In particolare, il Giudice può ordinare al coniuge o convivente, che ha tenuto la condotta pregiudizievole, la cessazione della stessa condotta, disporre l’allontanamento dalla casa familiare del coniuge o del convivente che ha tenuto la condotta pregiudizievole prescrivendogli altresì, ove occorra, di non avvicinarsi ai luoghi abitualmente frequentati dal beneficiario dell’ordine di protezione ( come luogo di lavoro, domicilio della famiglia di origine, domicilio dei prossimi congiunti o di altre persone ed in prossimità dei luoghi di istruzione dei figli).

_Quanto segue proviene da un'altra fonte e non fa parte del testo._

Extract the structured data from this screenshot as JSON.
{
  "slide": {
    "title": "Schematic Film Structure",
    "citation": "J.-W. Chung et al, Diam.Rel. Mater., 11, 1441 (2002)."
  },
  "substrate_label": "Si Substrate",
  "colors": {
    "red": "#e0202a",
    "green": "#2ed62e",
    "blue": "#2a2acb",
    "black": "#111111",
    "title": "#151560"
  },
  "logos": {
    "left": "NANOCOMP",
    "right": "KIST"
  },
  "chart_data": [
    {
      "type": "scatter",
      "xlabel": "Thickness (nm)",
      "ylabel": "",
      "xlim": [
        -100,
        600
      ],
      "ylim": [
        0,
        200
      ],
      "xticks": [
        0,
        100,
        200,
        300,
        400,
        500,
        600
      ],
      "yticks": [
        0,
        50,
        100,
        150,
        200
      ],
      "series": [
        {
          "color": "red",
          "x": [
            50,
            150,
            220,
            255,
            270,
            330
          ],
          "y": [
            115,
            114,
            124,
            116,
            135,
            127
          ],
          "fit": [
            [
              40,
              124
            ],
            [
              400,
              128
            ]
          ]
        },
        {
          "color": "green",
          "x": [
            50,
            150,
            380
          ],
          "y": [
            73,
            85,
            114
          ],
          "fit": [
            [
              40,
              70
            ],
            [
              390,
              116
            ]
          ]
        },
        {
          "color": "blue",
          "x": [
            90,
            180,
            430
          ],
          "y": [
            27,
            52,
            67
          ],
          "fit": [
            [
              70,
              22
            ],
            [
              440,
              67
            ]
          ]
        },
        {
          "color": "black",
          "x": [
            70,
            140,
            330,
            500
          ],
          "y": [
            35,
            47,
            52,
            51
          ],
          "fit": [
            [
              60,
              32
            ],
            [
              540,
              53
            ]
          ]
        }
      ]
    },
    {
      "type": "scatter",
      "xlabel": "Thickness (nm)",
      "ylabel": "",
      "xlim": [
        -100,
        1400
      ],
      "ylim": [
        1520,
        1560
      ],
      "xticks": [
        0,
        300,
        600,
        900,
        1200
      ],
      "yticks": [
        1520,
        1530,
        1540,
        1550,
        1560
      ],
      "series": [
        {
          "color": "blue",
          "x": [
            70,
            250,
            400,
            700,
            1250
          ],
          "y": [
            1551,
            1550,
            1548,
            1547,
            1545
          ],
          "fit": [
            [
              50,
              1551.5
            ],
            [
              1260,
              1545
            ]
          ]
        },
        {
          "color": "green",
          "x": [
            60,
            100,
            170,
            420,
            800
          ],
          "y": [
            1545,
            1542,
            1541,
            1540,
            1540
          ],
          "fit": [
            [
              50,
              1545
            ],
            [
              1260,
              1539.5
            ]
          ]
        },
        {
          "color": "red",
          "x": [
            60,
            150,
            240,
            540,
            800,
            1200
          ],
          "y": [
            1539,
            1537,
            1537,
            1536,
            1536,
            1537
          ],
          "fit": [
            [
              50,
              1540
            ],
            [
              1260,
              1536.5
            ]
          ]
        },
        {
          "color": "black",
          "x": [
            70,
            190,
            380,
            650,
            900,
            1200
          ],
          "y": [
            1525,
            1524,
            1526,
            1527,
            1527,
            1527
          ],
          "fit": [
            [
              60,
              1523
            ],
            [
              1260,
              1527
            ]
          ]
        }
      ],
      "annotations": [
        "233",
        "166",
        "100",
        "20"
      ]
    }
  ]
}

Il giudice può altresì disporre, ove occorra, l’intervento dei servizi sociali del territorio, nonché delle associazioni, che abbiano come scopo il sostegno e l’accoglienza di donne e minori o di altri soggetti vittime di abusi e maltrattati, nonché il pagamento periodico di un assegno a favore delle persone conviventi che, per effetto dei provvedimenti di cui al primo comma, rimangono prive di mezzi adeguati, fissando modalità e termini di versamento e prescrivendo, se del caso, che la somma sia versata direttamente all’avente diritto dal datore di lavoro dell’obbligato, detraendola dalla retribuzione allo stesso spettante.

Con il medesimo decreto il giudice, nei casi di cui al primo e al secondo comma, stabilisce la durata dell’ordine di protezione, che decorre dal giorno dell’avvenuta esecuzione dello stesso. Questa non può essere superiore a un anno e può essere prorogata, su istanza di parte o, in presenza di minori, del pubblico ministero. soltanto se ricorrano gravi motivi per il tempo strettamente necessario.

Con il medesimo decreto il giudice determina le modalità di attuazione. Ove sorgano difficoltà o contestazioni in ordine all’esecuzione, lo stesso giudice provvede con decreto ad emanare i provvedimenti più opportuni per l’attuazione, ivi compreso l’ausilio della forza pubblica e dell’ufficiale sanitario.

A tutela della vittima e del minore, il giudice può altresì disporre, con provvedimento motivato, l’intervento dei servizi sociali e del servizio sanitario.
Quando la vittima è inserita in collocazione protetta, il giudice può incaricare i servizi sociali del territorio per l’elaborazione di progetti finalizzati al reinserimento sociale e lavorativo.